As the major structural and functional component of the central nervous system, DHA constitutes as much as 20 to 50 percent of the total fatty acid content of the adult human brain [6]. DHA and eicosapentaenoic acid (EPA) play an important role in brain function; both are orthomolecules whose functional sites are exclusively cell membranes, wherein they are structurally and functionally integrated via phospholipid molecules [7]. So the connection between EPA, DHA and PS is quite important in the nervous system.

Global Organization for EPA and DHA Omega-3s (GOED) member ECA HealthCare Inc. (ECA), in cooperation with Enzymecode Biotechnology Co. Ltd (ECB), launched a marine phospholipid product, MarinePhos(TM)-PS, in 2014. ECA’s goal was to launch an omega-3 product with higher absorption and synergistic effects between PS and the individual molecules of omega-3 fatty acids, beyond what could be provided by EPA and DHA by themselves, by vegetable PS, or their physical mixtures. Now that the product is launched, ECA HealthCare is conducting additional research into its effects.

MarinePhos-PS was developed using enzyme technology that can be used on multiple raw materials of marine origin. There are versions containing krill oil that contain 8 percent DHA and 15 percent EPA, as well as fish-derived oils containing 20 percent DHA and 10 percent EPA. This new technology can potentially be combined with fish oil concentrates to deliver even more EPA and DHA in PS form. ECA is also continuing to work on new products containing the technology.

Jian Yuan, Ph.D., is CEO of Shanghai-based Enzymecode Biotechnology Co. Ltd., and R&D director of ECA HealthCare Inc. He completed his Ph.D. in biochemical engineering in 2007, and the following year, founded Enzymecode Biotechnology, focused on enzymes and the biotransformation field. In 2010, Yuan successfully developed novel biotechnology to produce phospholipase D in industrial scale.
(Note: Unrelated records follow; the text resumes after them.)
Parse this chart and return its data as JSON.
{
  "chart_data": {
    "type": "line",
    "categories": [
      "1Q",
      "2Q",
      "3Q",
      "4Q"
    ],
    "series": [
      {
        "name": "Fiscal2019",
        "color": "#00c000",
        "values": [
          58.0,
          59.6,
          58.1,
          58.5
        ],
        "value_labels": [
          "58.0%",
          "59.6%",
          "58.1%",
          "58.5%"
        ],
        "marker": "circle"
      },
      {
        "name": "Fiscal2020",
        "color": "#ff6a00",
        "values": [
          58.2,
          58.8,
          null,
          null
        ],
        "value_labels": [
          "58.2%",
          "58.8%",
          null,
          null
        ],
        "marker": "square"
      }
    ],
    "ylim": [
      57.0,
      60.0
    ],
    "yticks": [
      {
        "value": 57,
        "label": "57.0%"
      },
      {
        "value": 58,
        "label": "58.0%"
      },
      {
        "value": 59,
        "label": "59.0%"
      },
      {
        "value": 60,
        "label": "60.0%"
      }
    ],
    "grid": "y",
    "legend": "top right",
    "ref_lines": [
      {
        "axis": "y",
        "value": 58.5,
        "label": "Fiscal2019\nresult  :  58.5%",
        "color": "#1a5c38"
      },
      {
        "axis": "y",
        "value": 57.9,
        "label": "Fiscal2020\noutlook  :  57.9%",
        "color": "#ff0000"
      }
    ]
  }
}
In 2014, in cooperation with ECA, he developed commercialized PS derived from soybean and marine sources.


[1] Amaducci L. Phosphatidylserine in the treatment of Alzheimer’s disease: Results of a multicenter study. Psychopharmacol Bulletin 1988; 24(1): 130-134.

[2] Crook TH et al. Effect of phosphatidylserine in age-associated memory impairment. Neurology 1991; 41(5): 644-649.

[3] Crook T et al. Effect of phosphatidylserine in Alzheimer’s disease. Psychopharmacol Bulletin 1992; 28(1): 61-66.

[4] Pepeu G, Pepeu MI, Amaducci L. A review of phosphatidylserine pharmaceutical and clinical effects: Is phosphatidylserine a drug for aging brain? Pharmacol Res 1996; 33(2): 73-80.

[5] Kotani S et al. Dietary supplementation of arachidonic and docosahexaenoic acids improves cognitive dysfunction. Neurosci Res 2006; 56(2): 159-164.

[6] Jorissen BL et al. Safety of soy derived phosphatidylserine in elderly people. Nutritional Neurosci 2002; 5(5): 337-343.

[7] Rapoport SI. Brain arachidonic and docosahexaenoic acid cascades are selectively altered by drugs, diet and diseases. Prostaglandings Leukot Essent Fatty Acid 2008; 79(3): 153-156.